Strong HLA associations and a subset of genes involved in bile homeostasis and other inflammatory conditions constitute key components of the genetic architecture of PSC.
我们旨在通过全基因组关联分析单核苷酸多态性(SNP)标记物,来描述原发性硬化性胆管炎(PSC)的遗传易感性。
在 285 例挪威 PSC 患者和 298 例健康对照者中,对 Affymetrix SNP Array 5.0(Affymetrix,圣克拉拉,加利福尼亚州)上的 443816 个 SNP 进行了基因分型。在来自斯堪的纳维亚(137 例 PSC 病例和 368 例对照)、比利时/荷兰(229 例 PSC 病例和 735 例对照)和德国(400 例病例和 1832 例对照)的独立病例对照面板中,重新检查了在发现面板中检测到的关联。

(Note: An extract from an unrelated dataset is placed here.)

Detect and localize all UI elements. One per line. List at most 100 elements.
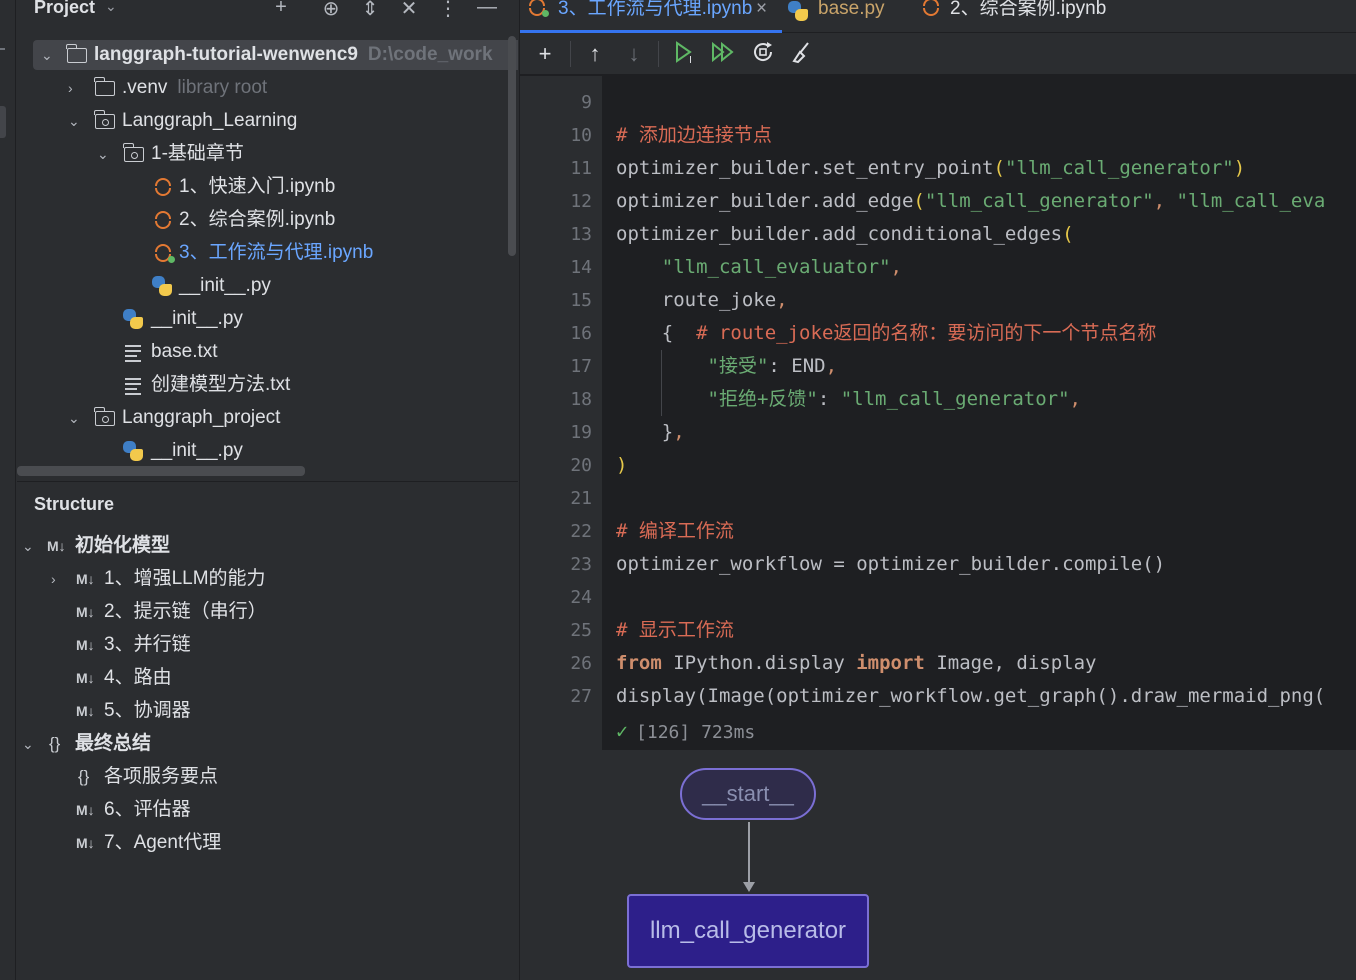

在 6p21 染色体上 HLA-B 附近检测到最强的关联(rs3099844:比值比[OR],4.8;95%置信区间[CI],3.6-6.5;P = 2.6 x 10(-26);rs2844559:OR,4.7;95% CI,3.5-6.4;P = 4.2 x 10(-26))。在 HLA 复合物之外,在 13q31 染色体上的 rs9524260 在 4 个研究面板中的 3 个中显示出显著的关联。在胆管细胞系中,编码该基因座的糖蛋白 6 的慢病毒沉默导致促炎标志物的上调。在 15 个已确立的溃疡性结肠炎易感性基因座中,在染色体 2q35 和 3p21 上获得了显著的复制(rs12612347:OR,1.26;95%CI,1.06-1.50;rs3197999:OR,1.22;95%CI,1.02-1.47),有间接证据支持 G 蛋白偶联胆汁酸受体 1 和巨噬细胞刺激 1 分别为可能的疾病基因。
强 HLA 关联和一组参与胆汁稳态和其他炎症状态的基因是 PSC 遗传结构的关键组成部分。